日本たばこが「マイルドセブン」ブランドを「メビウス」に変更した理由
おはようございます。
2013年9月の記事です。
もう数年前になりますが、かつて民営化された日本最大の(といっても1社しかありませんが)煙草専売業者(今は多角化して医薬品や缶コーヒーなども作っている国際企業です)が、35年間続いた煙草の主力商品ブランド「マイルドセブン」を「メビウス」に変更すると突然発表しました。
会社発表記事を読んだ方には、突然でわからないことだらけだったかと思います。
普通、市場や消費者にこれだけ浸透した名称を、はい明日から違う名前、と変えるなぞ経営センスを疑われる所業だと思われても仕方ない話です。
会社の公式回答はこうです。
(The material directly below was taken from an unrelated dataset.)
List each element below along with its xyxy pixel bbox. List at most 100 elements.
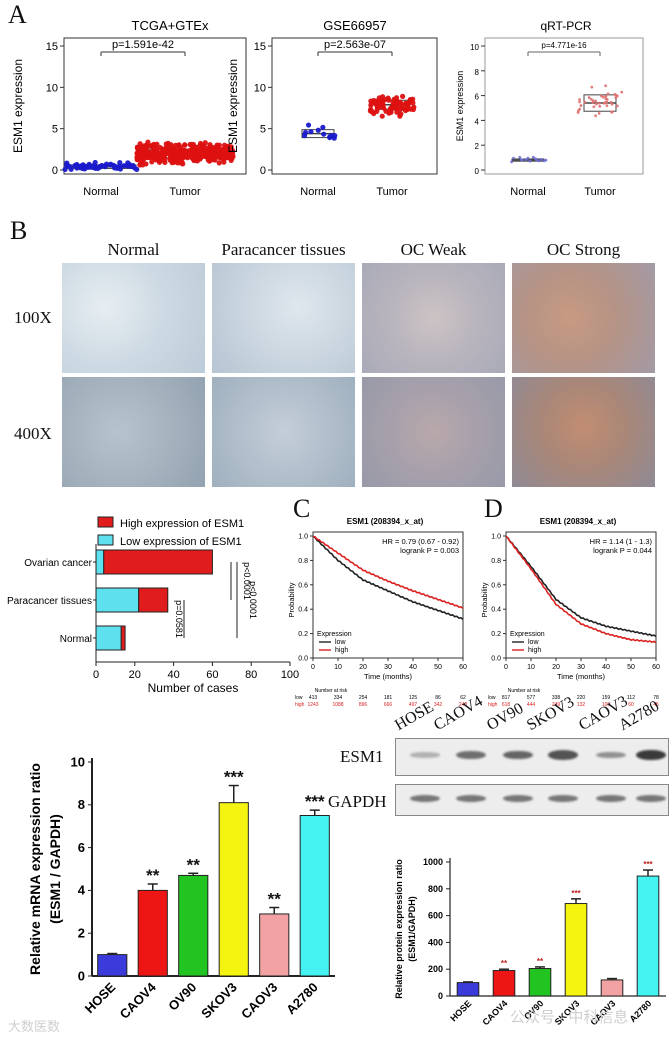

社長のコメントを公式回答と見做して記載しますが、「既存市場シェアの拡大はもちろんのこと、地理的拡大が戦略の骨子となる」ということが名称変更の理由とのことなのです。
そのための施策として、新ブランド名称の導入、パッケージデザインの刷新、ラインナップの拡張を模索する、とのことです。
さて上記の情報を如何に咀嚼しても、日本最大の旧煙草専売公社が、なぜこのような「ひとりよがり」の施策を打ち出すのか、プロの投資家でも一見わからないと思います。
しかしヒントは社長のコメントに隠されています。
きちんと背景を含めて読める「情報把握力と構成力」が必要なのです。
ここが通り一遍の投資家と、真の時代を読める投資家の違いです。
タバコのマイルドというネーミングが問題とされた
答えを言いましょう。
アメリカを中心とする欧米諸国の煙草規制法により、消費者に煙草の害を誤認させる恐れのある「マイルド」という単語が使いにくくなった、この世界的潮流により、コンビニチェーンでアルバイトの高校生がたばこを販売できている「喫煙後進国」である日本における煙草専売業者も、ついに動かざるを得なかった、ということなのです。
社長のコメントを良く読んでみますと、「地理的拡大」とは海外市場で売りやすい(売ることを許してもらえる)煙草のブランド名、ということに他なりません。
経営者は公式には言えない部分をこのようなニュアンスで「察して」もらいたいとシグナルを発します。
しかし自分の世界からしかモノを見ない投資家は、この会社経営陣の苦悩がわからず、また煙草事業という世界的に締め付けられている事業の本質(と将来性)を見誤り、単に変な経営判断をしたとしか思わないわけです。
さてこの情報の取り入れ方は必ず投資行動に反映します。
当該会社の上場株式を持っているならばホールドすべきか、今売るべきか、明確な情報に基づいた判断をすることができます。
正しい情報を嗅ぎとる情報力がなければ、情報は単なる洪水として通り過ぎるだけです。
多く情報が集まる投資家ほど、この罠にはまります。
本当の情報は行間や言外から嗅ぎ取る、察するものなのです。
そういった肝となる情報は、公開情報そのものからは決して得られません。
自らの嗅覚と弛まぬ鍛錬で身に付けるべきものなのです。
鈍感力にはマイルドに定評のある筆者からは以上です。